If Christians wonder into ecclesial, social, or political spheres without the Scriptures, they too risk being misunderstood by their listeners. Such presentations may win some adherents in the moment, but they will not advance the gospel, strengthen the Church, or edify local congregations. Lloyd-Jones correctly noted, “You cannot build up a church on apologetics, still less on polemics. The preacher is called primarily to preach the positive Truth.” The Christian’s ability to influence others rests upon his or her ability to exegete and teach the gospel. The Christian has no other power. The people of God must ground their arguments in the Word if they hope to influence hearts.

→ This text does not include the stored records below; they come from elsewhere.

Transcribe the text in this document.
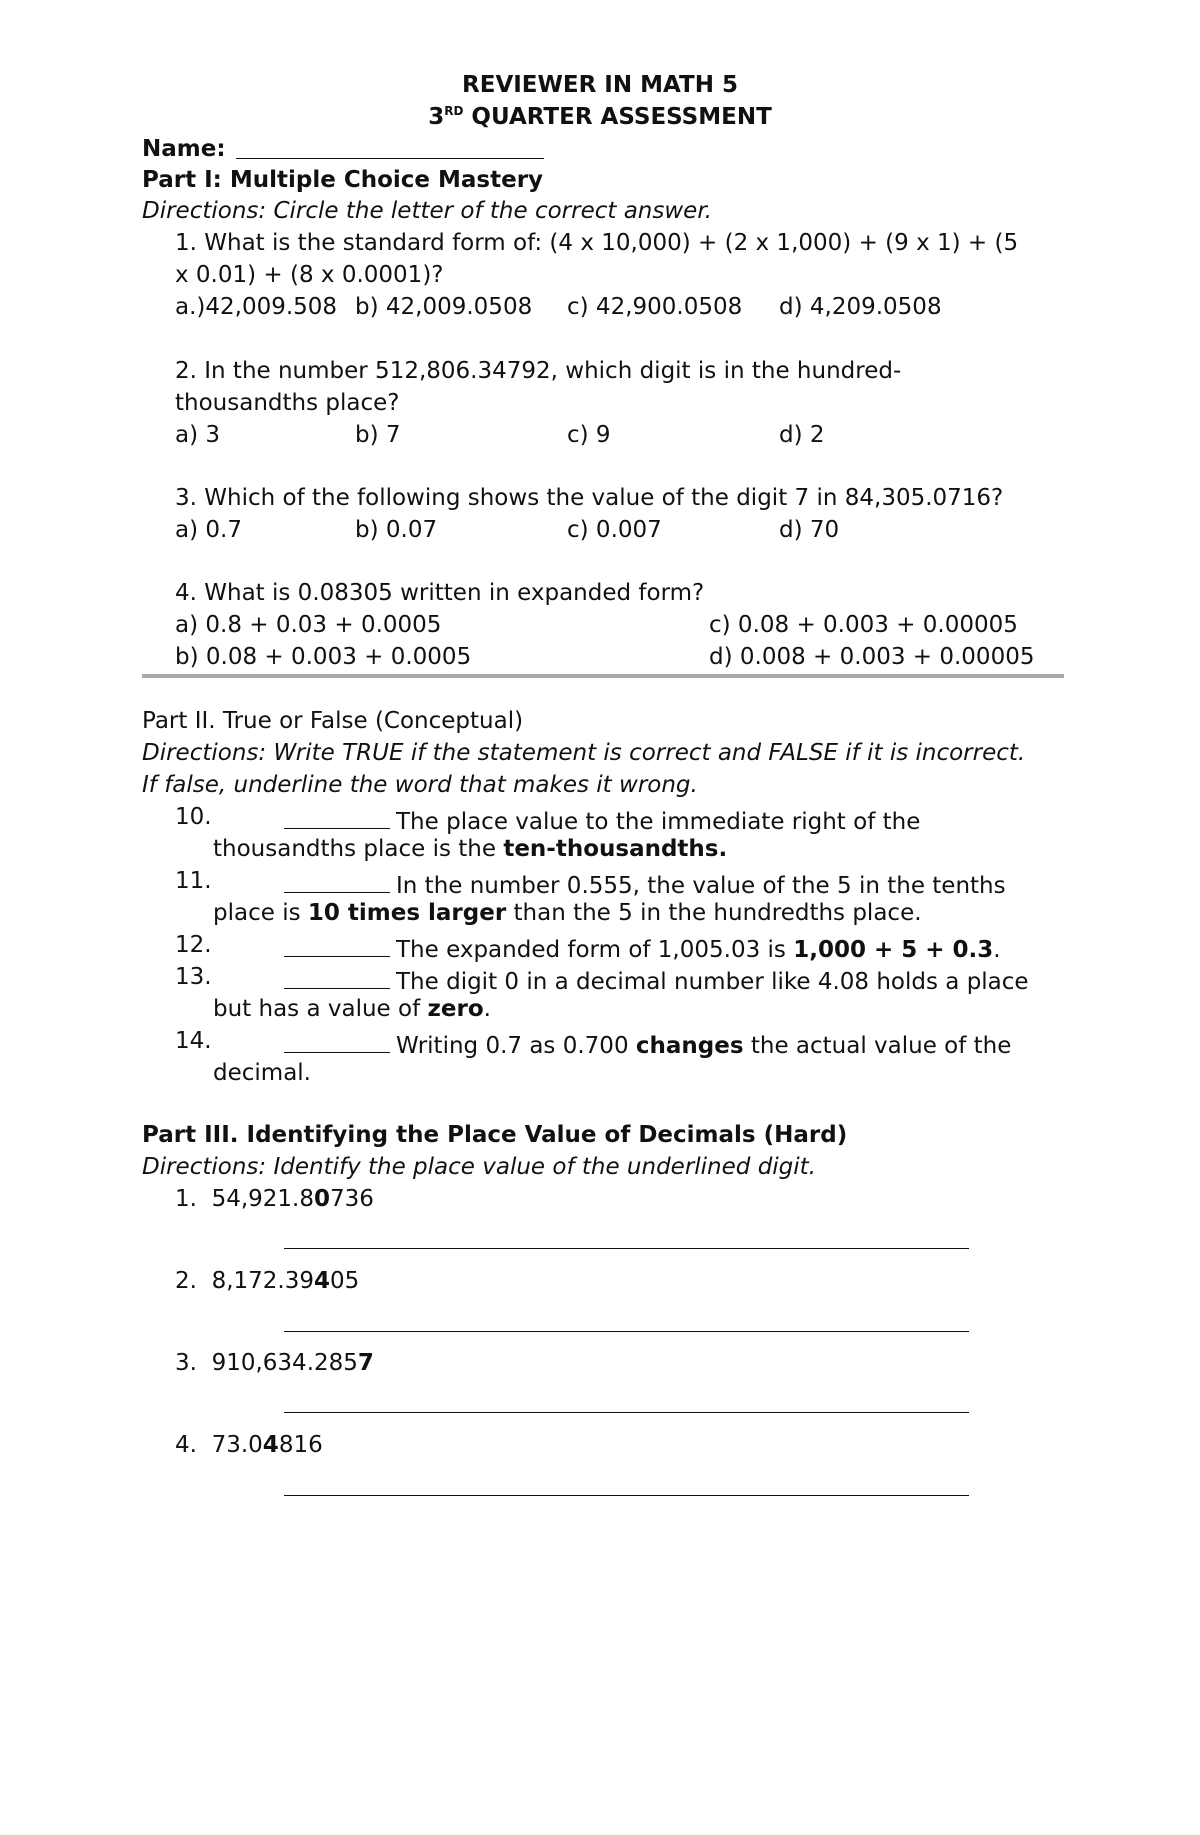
REVIEWER IN MATH 5
3RD QUARTER ASSESSMENT
Name:
Part I: Multiple Choice Mastery
Directions: Circle the letter of the correct answer.
1. What is the standard form of: (4 x 10,000) + (2 x 1,000) + (9 x 1) + (5
x 0.01) + (8 x 0.0001)?
a.)42,009.508 b) 42,009.0508 c) 42,900.0508 d) 4,209.0508
2. In the number 512,806.34792, which digit is in the hundred-
thousandths place?
a) 3	b) 7	c) 9	d) 2
3. Which of the following shows the value of the digit 7 in 84,305.0716?
a) 0.7	b) 0.07	c) 0.007	d) 70
4. What is 0.08305 written in expanded form?
a) 0.8 + 0.03 + 0.0005	c) 0.08 + 0.003 + 0.00005
b) 0.08 + 0.003 + 0.0005	d) 0.008 + 0.003 + 0.00005
Part II. True or False (Conceptual)
Directions: Write TRUE if the statement is correct and FALSE if it is incorrect.
If false, underline the word that makes it wrong.
10.	The place value to the immediate right of the
thousandths place is the ten-thousandths.
11.	In the number 0.555, the value of the 5 in the tenths
place is 10 times larger than the 5 in the hundredths place.
12.	The expanded form of 1,005.03 is 1,000 + 5 + 0.3.
13.	The digit 0 in a decimal number like 4.08 holds a place
but has a value of zero.
14.	Writing 0.7 as 0.700 changes the actual value of the
decimal.
Part III. Identifying the Place Value of Decimals (Hard)
Directions: Identify the place value of the underlined digit.
1. 54,921.80736
2. 8,172.39405
3. 910,634.2857
4. 73.04816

Lloyd-Jones: A Man of the Scriptures

In many respects, Lloyd-Jones would recover from the wounds of the 1966 controversy because he never wandered far from the Scriptures. Over the course of his life, he lived by the maxim, “Any doctrine that we claim to believe from the Bible must always clearly be found in the Bible.” Three years after the controversy of 1966, the Welsh pastor delivered perhaps his most famous lectures in Philadelphia. These addresses would later be edited and published under the title, Preaching and Preachers. His influence did not stop with this volume. Crossway and Banner of Truth continue to release new editions of his sermons and lectures which cover everything from Romans to the Psalms to the theology of parenting. He was a profoundly biblical man. As his daughter Elizabeth Catherwood noted, “He read his Bible regularly. He knew it and loved it. At the very end, when he couldn’t speak, he would point to verses out of it.” The Doctor remains a fixture upon the evangelical mantel because he loved the Word.

Lloyd-Jones, the Scriptures and 1966

Even his 1966 address had been sparked by his earlier exegetical work. Many of the arguments the Doctor put forward in 1966 had appeared in a booklet he wrote in 1962. In those pages, Lloyd-Jones built his understanding of ecumenicism upon his exegesis of John 17 and Ephesians 4. The booklet restated the conclusions of numerous exegetical sermons he had preached at Westminster Chapel in the 1940s and 1950s. Though Lloyd-Jones shared only his logical conclusions in 1966, they were conclusions that had been extracted from the Scriptures. He had not abandoned his principles. Rather, he had forgotten to fully share them. This oversight doomed the Doctor’s address.

The Scriptures clarify and empower our thoughts; our thoughts do not clarify and empower the Scriptures. Regardless of the Christian’s training, intellect, and persuasiveness, nothing can compensate for the absence of the plain and powerful words of the Scriptures. As Lloyd-Jones said in 1969, “What matters is not the man or his ideas: it should always be this Word, for it alone is the sources of the preacher’s authority.” May God keep us grounded in this Word.